Miss Michigan The New Modern Miss America
Miss Michigan Kirsten Haglund has been crowned Miss America 2008 in a pageant marked by updated hairdos, sassy attitudes and red carpet-worthy fashion.
Contestants wore blue jeans and added a bit of humor to the traditional opening number, the parade of states.
"Where we consider ice fishing to be a major league sport, I'm Miss Minnesota!" Jennifer Ann Hudspeth said.
Producers had hoped a new confident attitude would show through on the catwalks, and Miss Utah, Jill Stevens, an Army medic who served in Afghanistan, didn't disappoint.
"Home of the country's highest birth rate - as long as the Osmonds don't move," she announced.
Photos: Meet Miss America 2008
Miss Utah didn't make it to the final 10, but she took the disappointment with pluck. When her name was called, she dropped and gave the audience push ups before joining the other losers.
Stevens however was selected "America's Choice," based on voting via text messages from viewers of a reality show that was designed to make over the beauty queens and draw in a younger audience.
Among the top eight finalists: the eventual winner, Miss Michigan Kirsten Haglund, granddaughter of Miss Michigan 1944; Miss Washington Elyse Umemoto, an aspiring lawyer from Wapato, Wash.; Miss California Melissa Chaty, a 24-year-old opera singer and Miss Wisconsin Christina Thompson a violinist.
The long-struggling pageant promised a new look for this year's beauty battle. "Entertainment Tonight" reporter Mark Steines was the master of ceremonies of the show, which aired on cable channel TLC.
Clinton Kelly of TLC's hit "What Not to Wear" also helped with the hosting duties. Kelly had instructed the girls on how to update their looks during the reality show.
The pageant sounded and looked different. A deejay spun dance music from turntables set up on stage. Contestant danced and waved to the audience during commercials breaks.
Usually tame by modern TV standards, the swimwear competition kicked it up a notch. Most contestants wore black bikinis, and some struck provocative poses and twirled as the audience howled.
Those who didn't make the cut as finalists were awarded a girl's favorite consolation prize.
"Carbohydrates!" Kelly yelled, as pastries were handed out on stage.
The losers were seated on risers on one side of the stage, while the parents of the finalists, in black tie, were seated on the other.
The crowning at the Planet Hollywood Resort & Casino on the Las Vegas Strip caps a four-week reality series, "Miss America: Reality Check," which followed the contestants as they were pushed to shed the dated look of Miss Americas past and adopt a hipper style.
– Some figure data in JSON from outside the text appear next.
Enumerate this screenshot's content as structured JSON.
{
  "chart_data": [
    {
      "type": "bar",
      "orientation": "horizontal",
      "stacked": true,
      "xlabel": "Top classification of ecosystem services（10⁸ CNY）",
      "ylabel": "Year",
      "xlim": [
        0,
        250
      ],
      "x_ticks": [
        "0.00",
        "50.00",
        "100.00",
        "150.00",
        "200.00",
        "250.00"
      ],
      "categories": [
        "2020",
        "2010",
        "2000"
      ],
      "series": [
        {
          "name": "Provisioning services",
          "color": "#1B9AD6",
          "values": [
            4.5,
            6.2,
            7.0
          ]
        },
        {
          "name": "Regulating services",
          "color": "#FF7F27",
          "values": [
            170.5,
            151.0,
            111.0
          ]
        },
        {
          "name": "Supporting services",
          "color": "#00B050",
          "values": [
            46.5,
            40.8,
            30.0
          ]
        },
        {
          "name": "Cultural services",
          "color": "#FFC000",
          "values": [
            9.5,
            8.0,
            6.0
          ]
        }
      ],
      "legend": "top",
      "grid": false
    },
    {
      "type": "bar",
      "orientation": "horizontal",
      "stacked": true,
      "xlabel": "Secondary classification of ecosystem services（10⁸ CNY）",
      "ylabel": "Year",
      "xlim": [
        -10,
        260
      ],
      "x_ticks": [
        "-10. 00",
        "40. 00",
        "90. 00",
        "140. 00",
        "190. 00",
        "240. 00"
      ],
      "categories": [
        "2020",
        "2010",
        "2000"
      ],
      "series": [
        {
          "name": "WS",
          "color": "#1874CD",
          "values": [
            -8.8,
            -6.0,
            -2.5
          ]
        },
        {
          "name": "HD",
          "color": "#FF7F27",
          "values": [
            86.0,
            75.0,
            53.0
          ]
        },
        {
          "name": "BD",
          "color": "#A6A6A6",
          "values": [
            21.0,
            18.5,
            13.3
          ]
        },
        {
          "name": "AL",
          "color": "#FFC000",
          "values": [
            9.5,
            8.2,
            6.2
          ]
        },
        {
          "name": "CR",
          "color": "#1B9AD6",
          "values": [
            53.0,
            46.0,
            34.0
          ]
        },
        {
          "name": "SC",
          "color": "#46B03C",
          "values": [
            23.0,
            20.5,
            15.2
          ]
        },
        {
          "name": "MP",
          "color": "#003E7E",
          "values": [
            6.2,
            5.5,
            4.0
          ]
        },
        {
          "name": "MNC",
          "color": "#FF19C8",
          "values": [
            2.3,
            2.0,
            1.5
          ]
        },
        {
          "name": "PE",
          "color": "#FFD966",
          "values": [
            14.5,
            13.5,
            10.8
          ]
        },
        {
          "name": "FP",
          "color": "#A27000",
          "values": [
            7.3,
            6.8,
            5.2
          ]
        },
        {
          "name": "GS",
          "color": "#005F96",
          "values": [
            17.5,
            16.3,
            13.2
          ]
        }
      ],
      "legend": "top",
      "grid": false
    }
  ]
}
The show was the 87-year-old pageant's latest in a series of attempts to find an audience with a younger demographic after more than a decade of declining ratings.
The fading institution has struggled to find a television home since being dropped from network television in 2004. It spent a two-year stint on Country Music Television before being picked up last summer by TLC, a cable channel reaching 93 million homes in the U.S.
TLC added the pageant to its reality-TV stable, and announced plans to reinvent the look of the show and find an "It girl" ready for modern celebrity.
The pageant has not fared well in the age of reality television, despite a series of recent experiments that have added quiz shows, viewer voting and "new" style.
It moved to the Las Vegas Strip in 2006 and promised a back-to-basics formula that would revel in its old-school charm. The show continued to lose viewers. It fell to an all-time low of 2.4 million viewers in 2007 and was dropped by CMT.
This year's reality TV infusion, "Miss America: Reality Check," was notable for taking a decidedly irreverent tone with the long-revered pageant. Style experts took shots at the earnest contestants' hair, makeup, talent and stiff parade wave, and Saturday's crowning was billed as the big reveal.
The winner takes home a $50,000 scholarship and embark on a year of promoting the pageant, her platform issue and the Children's Miracle Network, a pageant partner.